Seasons have nothing to do with the interstellar environment or the star's motion relative to the galaxy — they're a function of the planet's axial tilt and its orbit around its star. Since star systems in our galaxy are already only negligibly affected by forces from outside them, and this system is outside the galaxy and thus even further away from any outside influences, whatever's influencing seasons will be internal to the system. Just as in any other case, a moon may help stabilize the planet's axial tilt and keep its seasonal strength stable, while other planets in its system might perturb its orbit over millions or billions of years. Exactly what is in the system to influence these is entirely your call, since you've said that the result is stable and habitable by fiat, and has nothing to do with the star's hypervelocity nature.
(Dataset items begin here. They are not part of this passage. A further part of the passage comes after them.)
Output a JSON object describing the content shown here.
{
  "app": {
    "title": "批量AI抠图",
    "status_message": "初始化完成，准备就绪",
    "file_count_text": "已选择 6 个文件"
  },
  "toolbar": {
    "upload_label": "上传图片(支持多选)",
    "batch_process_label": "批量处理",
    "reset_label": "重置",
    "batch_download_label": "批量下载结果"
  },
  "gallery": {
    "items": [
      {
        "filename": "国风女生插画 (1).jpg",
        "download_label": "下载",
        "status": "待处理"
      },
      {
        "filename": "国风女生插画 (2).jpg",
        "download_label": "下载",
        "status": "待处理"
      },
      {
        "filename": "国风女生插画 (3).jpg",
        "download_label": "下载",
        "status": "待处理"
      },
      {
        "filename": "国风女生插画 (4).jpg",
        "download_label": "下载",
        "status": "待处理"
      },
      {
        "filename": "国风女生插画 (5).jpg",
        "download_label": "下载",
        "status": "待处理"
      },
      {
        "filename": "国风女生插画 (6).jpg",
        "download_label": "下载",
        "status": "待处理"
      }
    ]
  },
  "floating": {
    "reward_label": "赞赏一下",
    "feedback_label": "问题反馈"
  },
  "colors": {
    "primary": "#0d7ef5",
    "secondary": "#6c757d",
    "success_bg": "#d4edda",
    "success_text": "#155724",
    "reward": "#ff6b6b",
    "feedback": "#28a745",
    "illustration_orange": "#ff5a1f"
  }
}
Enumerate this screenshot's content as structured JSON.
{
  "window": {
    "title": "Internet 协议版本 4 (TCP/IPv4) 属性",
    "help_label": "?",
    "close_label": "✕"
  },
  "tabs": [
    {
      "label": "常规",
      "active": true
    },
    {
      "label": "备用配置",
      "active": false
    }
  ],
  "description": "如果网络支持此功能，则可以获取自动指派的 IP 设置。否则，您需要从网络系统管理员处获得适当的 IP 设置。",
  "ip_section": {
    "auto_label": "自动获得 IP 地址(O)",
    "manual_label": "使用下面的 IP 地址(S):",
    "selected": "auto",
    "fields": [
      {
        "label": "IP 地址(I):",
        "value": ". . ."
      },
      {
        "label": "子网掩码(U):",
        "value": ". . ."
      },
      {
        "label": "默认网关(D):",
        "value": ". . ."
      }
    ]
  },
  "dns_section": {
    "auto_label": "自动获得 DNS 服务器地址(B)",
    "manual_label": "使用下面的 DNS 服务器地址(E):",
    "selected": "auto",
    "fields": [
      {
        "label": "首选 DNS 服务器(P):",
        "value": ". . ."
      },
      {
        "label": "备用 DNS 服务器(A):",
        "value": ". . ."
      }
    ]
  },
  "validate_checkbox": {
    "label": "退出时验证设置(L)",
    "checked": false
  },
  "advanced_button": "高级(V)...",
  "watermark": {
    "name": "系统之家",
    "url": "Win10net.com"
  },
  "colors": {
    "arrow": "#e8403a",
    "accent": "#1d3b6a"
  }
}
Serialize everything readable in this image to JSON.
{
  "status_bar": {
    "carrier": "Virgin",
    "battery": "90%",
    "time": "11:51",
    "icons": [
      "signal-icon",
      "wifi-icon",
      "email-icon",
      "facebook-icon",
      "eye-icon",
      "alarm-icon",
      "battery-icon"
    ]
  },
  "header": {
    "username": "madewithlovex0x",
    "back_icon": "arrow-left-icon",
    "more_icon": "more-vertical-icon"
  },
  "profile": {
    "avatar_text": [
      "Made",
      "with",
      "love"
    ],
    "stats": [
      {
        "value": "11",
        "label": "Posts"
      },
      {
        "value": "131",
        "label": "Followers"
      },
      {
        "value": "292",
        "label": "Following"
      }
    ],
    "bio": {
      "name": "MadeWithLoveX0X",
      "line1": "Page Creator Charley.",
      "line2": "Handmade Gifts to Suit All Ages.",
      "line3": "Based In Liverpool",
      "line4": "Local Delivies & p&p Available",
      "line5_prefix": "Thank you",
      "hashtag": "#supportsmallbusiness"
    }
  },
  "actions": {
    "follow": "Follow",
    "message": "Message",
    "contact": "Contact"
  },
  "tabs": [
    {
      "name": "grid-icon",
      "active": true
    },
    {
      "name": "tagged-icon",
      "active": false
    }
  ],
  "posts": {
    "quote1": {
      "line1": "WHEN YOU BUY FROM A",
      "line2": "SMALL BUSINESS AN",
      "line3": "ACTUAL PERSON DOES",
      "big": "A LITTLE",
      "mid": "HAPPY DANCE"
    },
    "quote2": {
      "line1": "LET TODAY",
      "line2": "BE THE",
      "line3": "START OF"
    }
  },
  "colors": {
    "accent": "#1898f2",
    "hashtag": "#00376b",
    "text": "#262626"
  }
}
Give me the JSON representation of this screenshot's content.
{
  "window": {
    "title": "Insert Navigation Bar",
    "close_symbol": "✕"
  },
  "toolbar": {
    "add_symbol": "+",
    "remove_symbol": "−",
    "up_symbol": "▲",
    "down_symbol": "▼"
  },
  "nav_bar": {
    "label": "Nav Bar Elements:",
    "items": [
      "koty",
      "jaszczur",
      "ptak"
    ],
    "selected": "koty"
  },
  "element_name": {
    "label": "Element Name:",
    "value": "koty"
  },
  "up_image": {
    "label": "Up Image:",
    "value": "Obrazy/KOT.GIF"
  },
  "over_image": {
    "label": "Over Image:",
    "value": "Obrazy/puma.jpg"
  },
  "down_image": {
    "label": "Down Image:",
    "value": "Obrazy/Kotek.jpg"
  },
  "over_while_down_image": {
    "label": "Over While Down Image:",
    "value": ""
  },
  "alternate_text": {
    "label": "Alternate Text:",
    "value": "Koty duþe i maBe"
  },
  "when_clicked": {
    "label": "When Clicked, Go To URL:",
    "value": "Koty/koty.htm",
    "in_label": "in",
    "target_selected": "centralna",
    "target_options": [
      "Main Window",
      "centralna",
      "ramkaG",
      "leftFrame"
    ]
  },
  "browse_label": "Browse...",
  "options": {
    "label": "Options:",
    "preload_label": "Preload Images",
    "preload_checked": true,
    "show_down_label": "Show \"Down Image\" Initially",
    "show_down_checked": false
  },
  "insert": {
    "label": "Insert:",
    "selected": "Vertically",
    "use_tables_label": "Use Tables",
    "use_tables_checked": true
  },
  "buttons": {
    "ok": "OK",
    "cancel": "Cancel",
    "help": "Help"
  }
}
The star's velocity also doesn't matter for anything related to energy balance or zodiacal light. Intergalactic space is essentially empty; the numbers typically thrown around are on the order of 1 proton per cubic meter. The total energy of these particles on a planet sweeping through at typical-to-high hypervelocity speeds of 1,000 km/s is roughly 1 nW/m^2, which is much fainter than Earth's zodiacal light from solar system particles and would be totally drowned out in a similar system even before accounting for the star's heliosphere or the planet's magnetosphere protecting it.
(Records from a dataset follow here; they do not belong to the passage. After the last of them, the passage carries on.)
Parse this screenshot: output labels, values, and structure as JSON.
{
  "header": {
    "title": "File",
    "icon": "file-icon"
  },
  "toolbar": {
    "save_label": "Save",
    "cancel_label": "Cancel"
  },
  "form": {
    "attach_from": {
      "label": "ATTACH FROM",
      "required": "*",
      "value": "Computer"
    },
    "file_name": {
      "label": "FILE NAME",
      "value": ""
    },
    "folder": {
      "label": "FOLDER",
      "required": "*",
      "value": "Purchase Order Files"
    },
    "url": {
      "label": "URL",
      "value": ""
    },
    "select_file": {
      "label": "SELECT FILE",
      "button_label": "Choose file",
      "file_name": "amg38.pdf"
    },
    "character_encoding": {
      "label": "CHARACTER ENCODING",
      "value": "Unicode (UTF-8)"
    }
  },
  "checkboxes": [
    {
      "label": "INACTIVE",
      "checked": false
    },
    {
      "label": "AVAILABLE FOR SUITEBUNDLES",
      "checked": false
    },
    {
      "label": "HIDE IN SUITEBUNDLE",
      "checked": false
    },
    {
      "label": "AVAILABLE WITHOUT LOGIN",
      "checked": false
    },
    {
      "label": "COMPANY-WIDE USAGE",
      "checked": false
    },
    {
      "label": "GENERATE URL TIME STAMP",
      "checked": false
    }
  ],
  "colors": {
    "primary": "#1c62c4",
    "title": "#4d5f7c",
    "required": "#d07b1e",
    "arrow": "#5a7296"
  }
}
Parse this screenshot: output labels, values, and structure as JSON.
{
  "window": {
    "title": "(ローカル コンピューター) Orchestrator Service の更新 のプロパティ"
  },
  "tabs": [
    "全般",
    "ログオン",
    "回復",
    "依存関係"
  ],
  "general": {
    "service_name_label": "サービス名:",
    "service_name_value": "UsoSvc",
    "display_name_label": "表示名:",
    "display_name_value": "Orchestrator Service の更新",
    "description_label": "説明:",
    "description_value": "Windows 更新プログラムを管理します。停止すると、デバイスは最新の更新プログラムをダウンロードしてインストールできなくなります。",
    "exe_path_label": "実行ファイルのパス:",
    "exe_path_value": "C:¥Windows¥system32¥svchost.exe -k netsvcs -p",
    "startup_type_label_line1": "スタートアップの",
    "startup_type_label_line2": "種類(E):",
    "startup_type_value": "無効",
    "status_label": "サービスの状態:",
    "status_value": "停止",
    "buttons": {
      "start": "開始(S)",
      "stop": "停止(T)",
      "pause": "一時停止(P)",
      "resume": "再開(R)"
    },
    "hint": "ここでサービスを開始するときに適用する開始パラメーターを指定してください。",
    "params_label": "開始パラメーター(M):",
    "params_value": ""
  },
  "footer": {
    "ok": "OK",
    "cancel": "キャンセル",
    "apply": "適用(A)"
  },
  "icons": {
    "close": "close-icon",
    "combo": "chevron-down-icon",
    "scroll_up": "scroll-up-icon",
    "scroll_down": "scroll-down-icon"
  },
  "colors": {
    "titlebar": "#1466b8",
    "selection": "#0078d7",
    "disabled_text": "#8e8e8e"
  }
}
In intergalactic space, there will probably be no visible stars. The Milky Way and Andromeda, and possibly other small Local Group galaxies, may appear in the sky as fuzzy blobs, allowing possibly for some amount of celestial navigation. Because the "night sky rotating" is a function of Earth's rotation and its orbit around the Sun, and a star moving quickly through space does not directly impact either of these things, one would expect the exact same cycle — this planet's star rises and sets as it spins, and the night sky is always visible on the other side, while over the course of its orbit the visible half of the night sky sweeps out around the ecliptic in a circle.
Andromeda's half of the sky will be slightly blueshifted, by an increasing factor centered towards Andromeda — if it's approaching at 1,000 km/s (1/300 c), then it'll be by a factor of about 1/300, or about 2nm in typical visible wavelengths, enough for spectrometers to easily notice but not enough for a human to tell. The Milky Way's half of the sky will be similarly imperceptibly redshifted.